You may want to set a timer. Again, I recommend at least 15 minutes to start, though if you want you can certainly do it longer. When you’re just getting started, it’s probably better to do it for a shorter time, but consistently. 15 minutes for three days is better than 45 minutes one day and zero for two.
You don’t need to “count” your breathing or anything like that; just breathe naturally. As you become more relaxed and ready your breathing will naturally deepen. I like to touch my tongue to the roof of my mouth, just behind my top two teeth, and breathe in and out evenly through my nose and mouth together. You may try that, or you may be more comfortable breathing in through your nose and out through your mouth, or some other way. It’s entirely up to you and your own comfort. It is better to use both your nose and mouth than only one of the two.

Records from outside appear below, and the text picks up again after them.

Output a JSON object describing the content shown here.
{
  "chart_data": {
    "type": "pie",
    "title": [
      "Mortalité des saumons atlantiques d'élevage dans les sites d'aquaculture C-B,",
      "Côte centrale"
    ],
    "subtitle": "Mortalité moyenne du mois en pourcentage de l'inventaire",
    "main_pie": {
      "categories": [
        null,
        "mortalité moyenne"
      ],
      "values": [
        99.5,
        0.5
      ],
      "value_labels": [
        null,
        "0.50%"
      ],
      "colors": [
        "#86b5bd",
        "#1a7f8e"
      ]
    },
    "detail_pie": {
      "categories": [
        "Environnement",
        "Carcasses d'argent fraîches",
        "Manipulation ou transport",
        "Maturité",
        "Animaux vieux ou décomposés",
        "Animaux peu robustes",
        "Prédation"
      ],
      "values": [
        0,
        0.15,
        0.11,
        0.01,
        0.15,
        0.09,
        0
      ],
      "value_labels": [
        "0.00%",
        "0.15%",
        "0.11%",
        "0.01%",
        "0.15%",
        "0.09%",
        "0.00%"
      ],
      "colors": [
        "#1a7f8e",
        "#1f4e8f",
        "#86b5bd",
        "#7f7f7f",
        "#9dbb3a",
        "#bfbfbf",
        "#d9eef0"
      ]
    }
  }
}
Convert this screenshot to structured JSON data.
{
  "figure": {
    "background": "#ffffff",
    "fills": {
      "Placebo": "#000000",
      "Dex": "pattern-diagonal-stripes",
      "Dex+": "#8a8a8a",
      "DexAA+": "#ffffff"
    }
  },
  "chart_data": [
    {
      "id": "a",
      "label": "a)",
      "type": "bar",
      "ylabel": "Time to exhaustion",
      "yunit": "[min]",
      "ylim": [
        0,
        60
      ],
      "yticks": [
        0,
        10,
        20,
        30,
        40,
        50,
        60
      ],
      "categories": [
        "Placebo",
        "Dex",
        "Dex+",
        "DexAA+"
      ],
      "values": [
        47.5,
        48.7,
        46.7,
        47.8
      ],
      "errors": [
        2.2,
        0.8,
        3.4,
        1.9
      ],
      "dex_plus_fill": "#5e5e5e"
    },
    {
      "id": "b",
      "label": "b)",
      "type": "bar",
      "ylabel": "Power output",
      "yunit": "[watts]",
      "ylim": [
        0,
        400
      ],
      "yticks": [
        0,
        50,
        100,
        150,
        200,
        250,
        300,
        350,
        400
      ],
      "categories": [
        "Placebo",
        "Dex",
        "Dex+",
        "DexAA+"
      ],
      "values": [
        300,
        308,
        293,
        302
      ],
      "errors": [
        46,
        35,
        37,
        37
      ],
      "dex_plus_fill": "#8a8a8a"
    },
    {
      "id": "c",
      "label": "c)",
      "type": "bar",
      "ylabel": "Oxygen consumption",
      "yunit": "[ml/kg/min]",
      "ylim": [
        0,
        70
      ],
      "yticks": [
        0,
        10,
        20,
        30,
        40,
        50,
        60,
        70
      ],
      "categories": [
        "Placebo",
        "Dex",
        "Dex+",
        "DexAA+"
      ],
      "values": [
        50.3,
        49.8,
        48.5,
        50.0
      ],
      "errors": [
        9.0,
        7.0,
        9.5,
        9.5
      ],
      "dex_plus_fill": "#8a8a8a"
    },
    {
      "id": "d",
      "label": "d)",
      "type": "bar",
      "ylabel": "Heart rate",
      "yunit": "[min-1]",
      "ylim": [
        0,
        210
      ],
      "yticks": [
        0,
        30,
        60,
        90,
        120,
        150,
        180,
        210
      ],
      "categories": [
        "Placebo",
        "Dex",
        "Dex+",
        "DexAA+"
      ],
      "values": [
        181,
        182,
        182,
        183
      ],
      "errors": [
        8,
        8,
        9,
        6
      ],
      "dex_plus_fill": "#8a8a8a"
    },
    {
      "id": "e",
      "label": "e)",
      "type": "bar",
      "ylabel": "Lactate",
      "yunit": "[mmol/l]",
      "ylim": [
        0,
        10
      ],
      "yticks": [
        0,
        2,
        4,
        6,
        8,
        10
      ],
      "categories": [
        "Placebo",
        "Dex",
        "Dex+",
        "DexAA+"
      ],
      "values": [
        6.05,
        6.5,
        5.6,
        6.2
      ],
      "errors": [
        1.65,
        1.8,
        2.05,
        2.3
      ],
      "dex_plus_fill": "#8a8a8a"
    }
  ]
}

Step 3: pick a word or short phrase for focus

You should pick a word or short phrase to repeat in your mind as your breathing begins to deepen. This can be a bit from scripture, or perhaps something that helps you think of God being close to you.
Many choose to repeat the word Abba, reasoning that if it worked for Jesus then it’s good enough for them. The specific word or phrase doesn’t matter as long as it helps you center yourself and recognize the presence of God about, around, and within you.
Eventually you will come to the point where you no longer need to consciously speak the word or phrase in your mind; you will have internalized it. At that point, you can wordlessly invite God to search your heart and begin the work of healing. When you find yourself distracted by outside things or your own doubts and fears, take up your word/phrase  again to find your bearings and return to your internal place of peace.

Step 4: repeat this for 15 minutes or more

Do not become frustrated if you have difficulty focusing. It will come! Don’t try to push out your thoughts or struggle against them. Continue breathing and praying your word/phrase and allow thoughts to come and go.
If you feel frustration or condemnation, know that God is with you and will not allow evil to overcome you. It could be that through your thoughts God is showing you something. On a few occasions, a recurring thought has come to me during times of centering prayer that have been directly related to things God was working to change in me. Let them be, accept the fact of their existence, and keep allowing God to illumine your inner self.

Step 5: regain awareness of the world

After 15 minutes or however long you have decided to spend praying, open your eyes and slowly regain a sense of awareness of the world around you. Look around, taking in the colors, sights, and sounds. Notice the presence of God around you, and realize that it goes with you wherever you are.
You may need to stretch a bit after spending so long sitting in one place. Let thoughts come back without fighting against them, and begin to transition into whatever you need to do next. You might want to say another prayer to wrap up the time, such as the Lord’s Prayer or a personal prayer. I like to say either the Lord’s Prayer or the Collect for Purity from the Book of Common Prayer.